Help save our native fish
Help save our native fish
Saturday 24 May is World Fish Migration Day, an event highlighting the importance of open rivers and migratory fish, and celebrated in over 250 locations worldwide.
This year Auckland Council is celebrating by completing remedial works across the region to open up stream habitats for native fish.
This is the third project in a region wide programme tackling barriers such as poorly installed culverts (pipes that allow water to flow under a road or obstruction) preventing fish from moving up the stream to breed.
This project on Great Barrier Island improved over 40km of stream environment for native fish. Other projects in South Auckland improved habitat along stream beds, removed barriers and re-established fish passages.
Culverts can prevent fish from migrating upstream to breed. As our native fish such as eels and whitebait species kokopu and īnanga don’t have the jumping skills of salmon or trout, poorly installed culverts have had a significant impact on our native fish populations. Of particular concern are īnanga, which form the majority of the whitebait catch.
To make the culverts fish-friendly, ramps and ropes are installed to replicate a stream bed or the tree roots that the fish are able to climb.
These small fish are also sources of food for larger marine fish such hapuka, red cod and kahawai, and even some birds such the kingfisher, so by improving the habitat for these fish at a bottom of the food chain, many other species also benefit including us.
“The key to making these projects work is picking the right stream,” says Craig McIlroy, the stormwater manager at Auckland Council. “We are targeting streams with good upland habitats, as that is the area of the stream these fish need the most.”
The removal of streamside habitats can also harm our native fish population as trees and foliage provide shade and many fish lay eggs in stream bank grasses.

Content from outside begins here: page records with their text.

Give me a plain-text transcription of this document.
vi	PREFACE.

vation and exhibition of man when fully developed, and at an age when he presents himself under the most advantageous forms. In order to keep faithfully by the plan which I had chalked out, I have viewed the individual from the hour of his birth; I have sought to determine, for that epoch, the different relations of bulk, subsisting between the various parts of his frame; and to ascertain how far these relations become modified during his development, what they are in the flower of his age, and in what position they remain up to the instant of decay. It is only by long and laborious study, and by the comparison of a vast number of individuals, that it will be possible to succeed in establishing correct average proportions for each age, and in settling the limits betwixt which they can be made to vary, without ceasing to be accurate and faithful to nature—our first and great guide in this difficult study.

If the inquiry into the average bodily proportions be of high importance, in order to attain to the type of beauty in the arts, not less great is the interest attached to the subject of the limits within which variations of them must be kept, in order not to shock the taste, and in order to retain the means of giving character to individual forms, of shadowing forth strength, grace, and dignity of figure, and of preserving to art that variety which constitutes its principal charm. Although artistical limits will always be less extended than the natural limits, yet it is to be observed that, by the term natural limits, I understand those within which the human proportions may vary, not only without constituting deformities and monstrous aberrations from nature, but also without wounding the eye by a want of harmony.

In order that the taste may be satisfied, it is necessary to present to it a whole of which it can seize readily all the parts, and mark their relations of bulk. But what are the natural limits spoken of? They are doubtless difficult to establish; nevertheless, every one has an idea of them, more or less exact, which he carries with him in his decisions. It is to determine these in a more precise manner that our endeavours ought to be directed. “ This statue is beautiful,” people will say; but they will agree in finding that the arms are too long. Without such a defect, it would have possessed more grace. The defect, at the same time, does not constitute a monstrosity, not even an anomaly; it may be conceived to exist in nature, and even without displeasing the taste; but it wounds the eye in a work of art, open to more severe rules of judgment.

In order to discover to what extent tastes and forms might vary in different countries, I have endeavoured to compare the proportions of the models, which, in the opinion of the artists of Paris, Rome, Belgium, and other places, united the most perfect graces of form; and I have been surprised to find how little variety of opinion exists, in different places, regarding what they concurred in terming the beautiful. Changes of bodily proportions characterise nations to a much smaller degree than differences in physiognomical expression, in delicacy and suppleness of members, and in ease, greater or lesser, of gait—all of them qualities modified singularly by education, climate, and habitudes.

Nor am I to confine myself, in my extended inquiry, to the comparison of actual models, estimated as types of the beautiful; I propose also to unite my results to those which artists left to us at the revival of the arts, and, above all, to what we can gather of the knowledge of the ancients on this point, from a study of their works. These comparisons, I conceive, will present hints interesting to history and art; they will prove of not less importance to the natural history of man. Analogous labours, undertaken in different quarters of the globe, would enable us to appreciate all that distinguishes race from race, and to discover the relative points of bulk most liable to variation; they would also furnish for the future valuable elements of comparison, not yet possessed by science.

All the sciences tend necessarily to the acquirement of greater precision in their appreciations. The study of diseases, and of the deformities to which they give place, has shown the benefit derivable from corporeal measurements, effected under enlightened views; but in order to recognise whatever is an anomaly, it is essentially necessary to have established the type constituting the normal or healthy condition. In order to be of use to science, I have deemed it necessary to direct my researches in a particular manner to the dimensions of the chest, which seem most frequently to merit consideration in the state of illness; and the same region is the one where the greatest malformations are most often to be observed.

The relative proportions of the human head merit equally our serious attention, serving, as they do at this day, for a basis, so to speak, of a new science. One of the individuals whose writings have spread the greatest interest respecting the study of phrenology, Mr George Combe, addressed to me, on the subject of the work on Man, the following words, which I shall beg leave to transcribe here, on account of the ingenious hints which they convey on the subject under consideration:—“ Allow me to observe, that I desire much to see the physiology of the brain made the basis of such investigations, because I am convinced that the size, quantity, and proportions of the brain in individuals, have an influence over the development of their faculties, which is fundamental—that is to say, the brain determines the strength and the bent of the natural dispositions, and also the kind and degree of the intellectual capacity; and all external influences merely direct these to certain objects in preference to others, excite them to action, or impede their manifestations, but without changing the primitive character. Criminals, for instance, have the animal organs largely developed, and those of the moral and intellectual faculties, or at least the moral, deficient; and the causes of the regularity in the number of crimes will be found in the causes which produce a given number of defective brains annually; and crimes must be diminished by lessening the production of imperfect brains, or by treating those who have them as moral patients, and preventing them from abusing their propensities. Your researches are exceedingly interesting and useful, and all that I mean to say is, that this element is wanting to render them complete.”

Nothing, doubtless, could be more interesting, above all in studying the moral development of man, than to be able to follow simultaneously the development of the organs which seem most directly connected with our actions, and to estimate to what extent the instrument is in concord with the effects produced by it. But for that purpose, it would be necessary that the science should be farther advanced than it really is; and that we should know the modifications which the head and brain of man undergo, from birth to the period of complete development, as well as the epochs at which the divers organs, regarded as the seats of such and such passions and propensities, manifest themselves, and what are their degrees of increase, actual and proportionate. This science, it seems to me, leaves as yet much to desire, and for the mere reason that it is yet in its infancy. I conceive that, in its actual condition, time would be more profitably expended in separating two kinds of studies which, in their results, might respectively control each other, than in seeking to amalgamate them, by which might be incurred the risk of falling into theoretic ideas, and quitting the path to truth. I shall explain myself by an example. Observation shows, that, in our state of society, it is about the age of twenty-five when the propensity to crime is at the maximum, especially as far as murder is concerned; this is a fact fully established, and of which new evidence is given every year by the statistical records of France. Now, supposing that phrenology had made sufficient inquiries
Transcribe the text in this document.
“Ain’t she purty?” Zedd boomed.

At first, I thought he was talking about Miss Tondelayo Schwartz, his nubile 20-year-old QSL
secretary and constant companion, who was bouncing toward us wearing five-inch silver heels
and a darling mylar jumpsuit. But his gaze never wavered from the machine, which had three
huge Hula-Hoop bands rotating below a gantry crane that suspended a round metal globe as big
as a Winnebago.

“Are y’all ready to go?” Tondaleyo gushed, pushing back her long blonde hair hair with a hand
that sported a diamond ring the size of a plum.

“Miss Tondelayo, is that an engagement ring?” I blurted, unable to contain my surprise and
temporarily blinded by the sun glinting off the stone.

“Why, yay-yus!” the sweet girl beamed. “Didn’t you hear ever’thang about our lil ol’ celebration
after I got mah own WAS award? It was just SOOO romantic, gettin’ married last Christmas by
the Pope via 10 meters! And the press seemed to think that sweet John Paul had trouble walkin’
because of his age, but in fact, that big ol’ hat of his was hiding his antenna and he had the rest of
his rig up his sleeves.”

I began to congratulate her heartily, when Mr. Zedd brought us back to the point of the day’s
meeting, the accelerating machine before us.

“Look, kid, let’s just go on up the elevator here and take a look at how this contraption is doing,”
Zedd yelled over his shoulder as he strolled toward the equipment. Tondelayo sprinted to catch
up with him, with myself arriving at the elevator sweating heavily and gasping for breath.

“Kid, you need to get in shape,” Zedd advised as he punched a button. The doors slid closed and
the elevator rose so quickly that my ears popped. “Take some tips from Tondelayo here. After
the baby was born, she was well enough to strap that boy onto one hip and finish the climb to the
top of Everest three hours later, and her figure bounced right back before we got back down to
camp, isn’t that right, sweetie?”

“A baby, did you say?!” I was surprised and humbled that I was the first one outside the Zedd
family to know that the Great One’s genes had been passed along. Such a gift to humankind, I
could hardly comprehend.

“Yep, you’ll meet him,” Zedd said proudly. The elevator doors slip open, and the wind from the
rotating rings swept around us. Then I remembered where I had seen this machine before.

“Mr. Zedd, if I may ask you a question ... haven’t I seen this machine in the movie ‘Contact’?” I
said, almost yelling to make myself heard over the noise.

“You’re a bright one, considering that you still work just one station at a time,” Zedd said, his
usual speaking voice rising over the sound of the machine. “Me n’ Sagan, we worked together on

Environmental Services Manager Gael Ogilvie says, “Auckland Council is working with landowners across the region to fence and re-establish shading vegetation along many of our waterways.
“What we do on land and in streams has an impact on our native biodiversity. It’s important to protect our natural taonga for future generations.”
The culverts project is just one of a number of projects led by Auckland Council freshwater scientists and stormwater engineers to improve our stream environments across Auckland.
In South Auckland, the acquisition of Clover Park, bordering on Otara Creek, has provided Auckland Council with an opportunity to remove a disused ford and re-establish fish passage in the area, and in New Lynn, the council is working with Fruitvale School and Ritchies Coachlines to uncover a piped stream, improving passage for fish and creating an educational resource for the school.